Effectively tackling homophobia means addressing prejudicial attitudes and discrimination in all areas of society. Political leaders, police forces, health services, broadcasters and employers can all positively influence the way that gay, lesbian, bisexual and transgender people are treated.

Public campaigns are a way to reach a large number of people with messages challenging homophobia. In 2010 the Football Association in the UK planned to use a public campaign to address the problem of homophobia in football. However, just before the video advert launch, it was unexpectedly delayed.

Schools have an important part to play in challenging homophobia. Homophobia is fueled by lack of awareness, and educating young people about LGBT issues is fundamental to overcoming widely accepted prejudice. 43 Furthermore, when schools respond strongly to homophobic bullying, LGBT students are more likely to feel able to be themselves, more likely to feel part of the school community and more likely to be happy. There are various ways in which schools can ensure that students of all sexualities feel included and valued. Teacher training and the integration of sexual orientation into the curriculum, are important for building knowledge and understanding. Providing information and support for LGBT students, and taking assertive action against homophobic bullying, are also vital for creating an environment where all students are supported. 44

Community based organisations play an important role in addressing homophobia.
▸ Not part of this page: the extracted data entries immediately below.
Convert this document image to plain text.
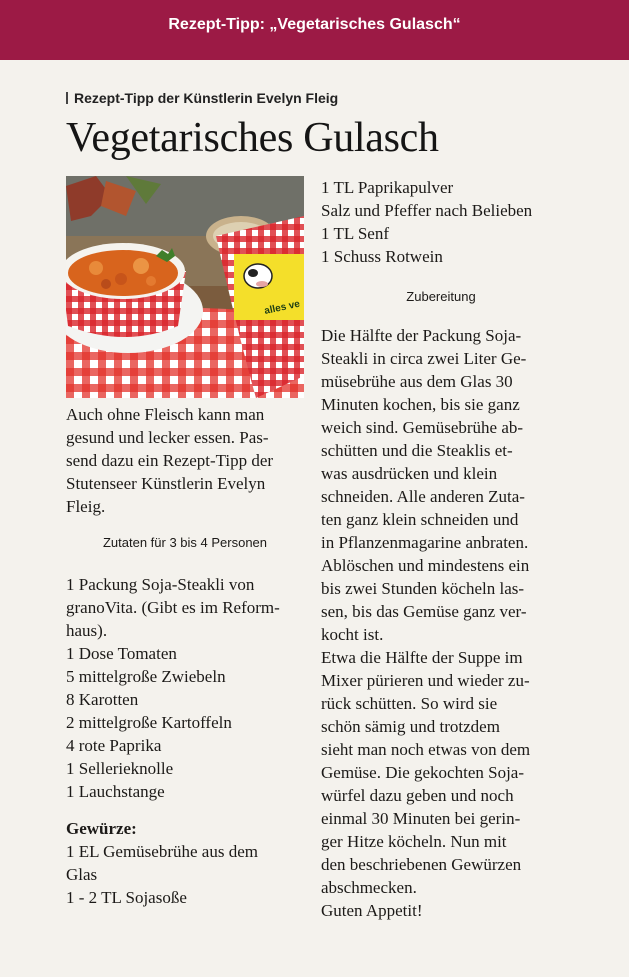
Rezept-Tipp: „Vegetarisches Gulasch“
Rezept-Tipp der Künstlerin Evelyn Fleig
Vegetarisches Gulasch
alles ve
Auch ohne Fleisch kann man
gesund und lecker essen. Pas-
send dazu ein Rezept-Tipp der
Stutenseer Künstlerin Evelyn
Fleig.
Zutaten für 3 bis 4 Personen
1 Packung Soja-Steakli von
granoVita. (Gibt es im Reform-
haus).
1 Dose Tomaten
5 mittelgroße Zwiebeln
8 Karotten
2 mittelgroße Kartoffeln
4 rote Paprika
1 Sellerieknolle
1 Lauchstange
Gewürze:
1 EL Gemüsebrühe aus dem
Glas
1 - 2 TL Sojasoße
1 TL Paprikapulver
Salz und Pfeffer nach Belieben
1 TL Senf
1 Schuss Rotwein
Zubereitung
Die Hälfte der Packung Soja-
Steakli in circa zwei Liter Ge-
müsebrühe aus dem Glas 30
Minuten kochen, bis sie ganz
weich sind. Gemüsebrühe ab-
schütten und die Steaklis et-
was ausdrücken und klein
schneiden. Alle anderen Zuta-
ten ganz klein schneiden und
in Pflanzenmagarine anbraten.
Ablöschen und mindestens ein
bis zwei Stunden köcheln las-
sen, bis das Gemüse ganz ver-
kocht ist.
Etwa die Hälfte der Suppe im
Mixer pürieren und wieder zu-
rück schütten. So wird sie
schön sämig und trotzdem
sieht man noch etwas von dem
Gemüse. Die gekochten Soja-
würfel dazu geben und noch
einmal 30 Minuten bei gerin-
ger Hitze köcheln. Nun mit
den beschriebenen Gewürzen
abschmecken.
Guten Appetit!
They have the scope to provide support to LGBT people who might feel marginalised and isolated, especially in societies where homosexuality is illegal. Such groups can also influence the attitudes of the general public and can campaign for tolerance towards homosexuality.

Finally, many governments throughout the world uphold laws that ban homosexuality. Repealing these laws would reduce discrimination against LGBT people, encouraging societies to embrace the diversity of different sexualities. Eradicating homophobia is crucial for improving quality of life for LGBT people, promoting fundamental human rights, and also preventing the spread of HIV.